Paul Ignaz Liechtenauer

Konzert in G für Oboe, Streicher und Basso continuo

Partitur, Klavierauszug und Stimmen, hg. von Stefan Hanheide und Thilo Abend

Rubrik: Rezension
Verlag/Label: epOs Music, Osnabrück
erschienen in: das Orchester 6/2024 , Seite 66

Noch immer fördern Musikwissenschaftler und musikalische Spurensucher in Bibliotheken und Privatsammlungen „neue“ Werke vergangener Epochen zutage, entdecken gar längst vergessene Komponist:innen wieder, die noch vor einem Jahrhundert in Fachkreisen durchaus einen Namen hatten. So hat sich Stefan Hanheide in den vergangenen zehn Jahren viel mit einem Osnabrücker Domkapellmeister der ersten Hälfte des 18. Jahrhunderts beschäftigt und dessen bisher bekannte Kompositionen veröffentlicht.
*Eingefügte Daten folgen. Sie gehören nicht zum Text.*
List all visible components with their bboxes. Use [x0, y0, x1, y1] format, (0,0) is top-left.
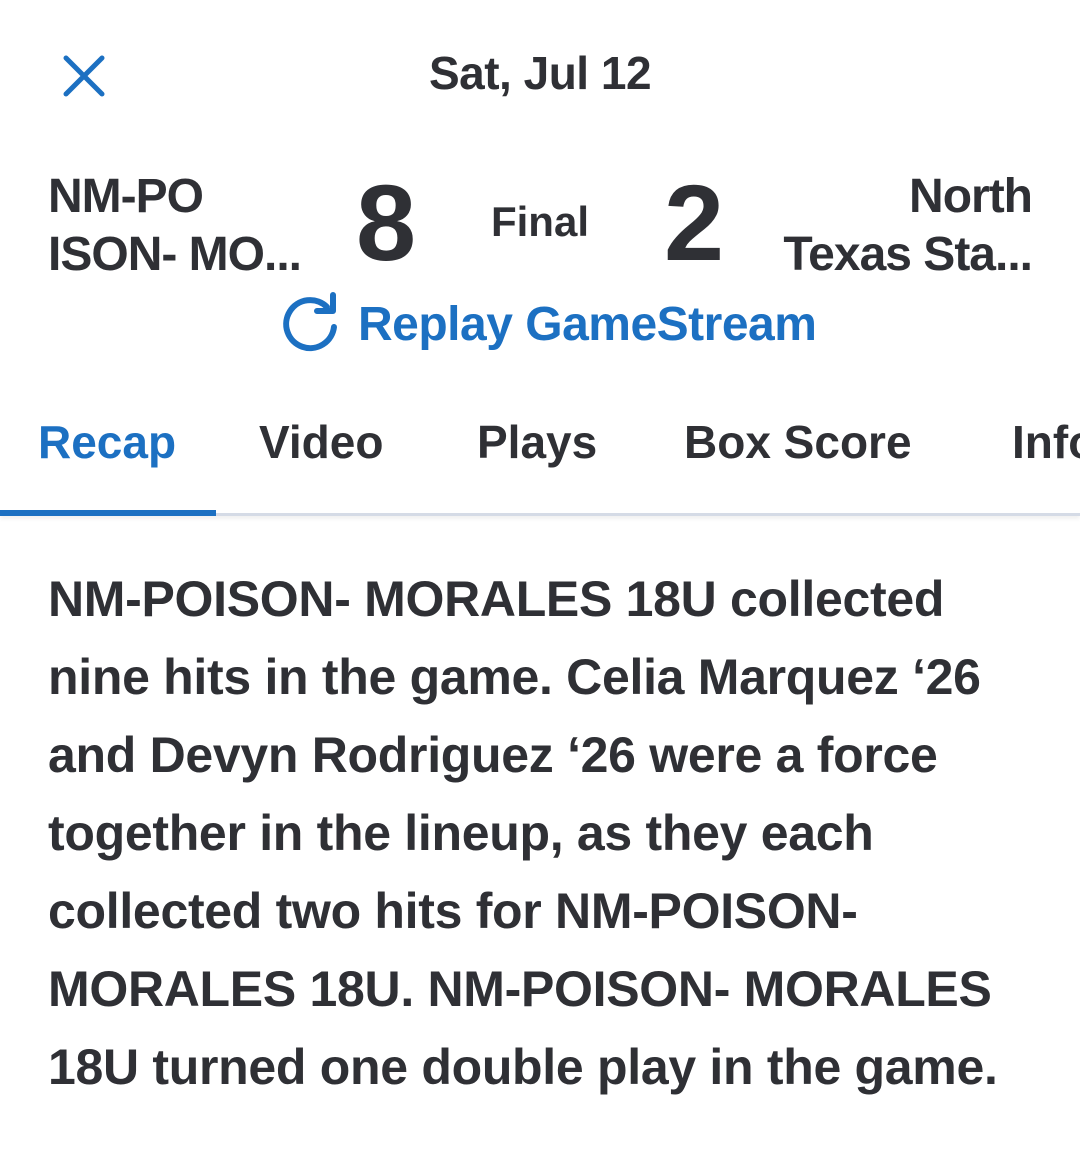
game-detail-screen: Sat, Jul 12 NM-PO ISON- MO... 8 Final 2 … — [0, 0, 1080, 1175]
home-team-name[interactable]: NM-PO ISON- MO... — [48, 168, 318, 284]
tab-recap[interactable]: Recap — [38, 415, 176, 469]
away-score: 2 — [664, 162, 725, 283]
replay-gamestream-button[interactable]: Replay GameStream — [276, 290, 817, 358]
away-team-name[interactable]: North Texas Sta... — [732, 168, 1033, 284]
recap-text: NM-POISON- MORALES 18U collected nine hi… — [48, 571, 998, 1095]
away-team-name-line1: North — [909, 170, 1033, 223]
tab-plays[interactable]: Plays — [477, 415, 597, 469]
game-date: Sat, Jul 12 — [428, 47, 652, 99]
tab-bar: Recap Video Plays Box Score Info — [0, 395, 1080, 516]
replay-icon — [276, 290, 344, 358]
replay-gamestream-label: Replay GameStream — [358, 297, 817, 351]
tab-info[interactable]: Info — [1012, 415, 1080, 469]
away-team-name-line2: Texas Sta... — [783, 228, 1033, 281]
home-team-name-line1: NM-PO — [48, 170, 204, 223]
home-team-name-line2: ISON- MO... — [48, 228, 302, 281]
tab-video[interactable]: Video — [259, 415, 383, 469]
game-status: Final — [490, 198, 589, 245]
tab-box-score[interactable]: Box Score — [684, 415, 912, 469]
active-tab-indicator — [0, 510, 216, 516]
home-score: 8 — [356, 162, 417, 283]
Zwei Bänden mit 24 Offertorien und sechs Messen von Paul Ignaz Liechtenauer folgt jetzt ein einzelnes Oboenkonzert, das in der Sammlung der Fürsten zu Bentheim-Tecklenburg verwahrt wurde.
Liechtenauer, der rund zehn Jahre vor Bach und Händel geboren wurde und in Mozarts Geburtsjahr starb, war am Osnabrücker Dom 40 Jahre lang Organist und Kapellmeister und schrieb laut einem überlieferten Werkverzeichnis naheliegenderweise vor allem Musik zum Gebrauch während der Messe, jedoch sind auch weltliche Arien und Duette dort aufgeführt. Das Konzert in G-Dur für Oboe, Streicher und Generalbass scheint dagegen ein Einzelstück in Liechtenauers Schaffen zu sein. Thilo Abend und Stefan Hanheide, die dieses Werk jetzt in der Partitur und praktischerweise ergänzt um Klavierauszug und Einzelstimmen herausgegeben haben, sehen es näher bei Händel als bei Bach und auf jeden Fall einer Veröffentlichung und natürlich auch Wiederaufführung würdig.
Paul Ignaz Liechtenauers Oboenkonzert hat eine Spieldauer von rund zehn Minuten, die klassische Satzfolge schnell-langsam-schnell und weist in Solo und Begleitung keine besonders hohen spieltechnischen Anforderungen auf. Die beiden Allegro-Ecksätze vermitteln Spielfreude und Vorwärtsdrang und dürften von einer zupackenden Spielweise und überlegten dynamischen Kontrasten sehr profitieren, während im schlichten und kurzen Largo, in dem sogar die Bratschen pausieren müssen, durchgehend das Soloinstrument dominiert. Die Oboe darf hier, auf einem ganz luftig-durchsichtigen Klangbett, einen wunderbar fließenden Gesang anstimmen, der vielleicht ein wenig in Richtung des sonst vokalbetonten Œuvres des Domkapellmeisters weist.
Stefan Hanheide und Thilo Abend haben dieses kleine Werk mit viel Feinarbeit zur Veröffentlichung vorbereitet und mit einem äußerst informativen und umfangreichen Einführungstext versehen. Eingriffe in die handschriftliche, jedoch nicht autografe Quelle haben sie behutsam vorgenommen und sauber dokumentiert. Mit den sparsam gesetzten Vortragsbezeichnungen wartet dieses Oboenkonzert von Paul Ignaz Liechtenauer jetzt nur noch auf eine Wiederentdeckung auch im Konzertsaal.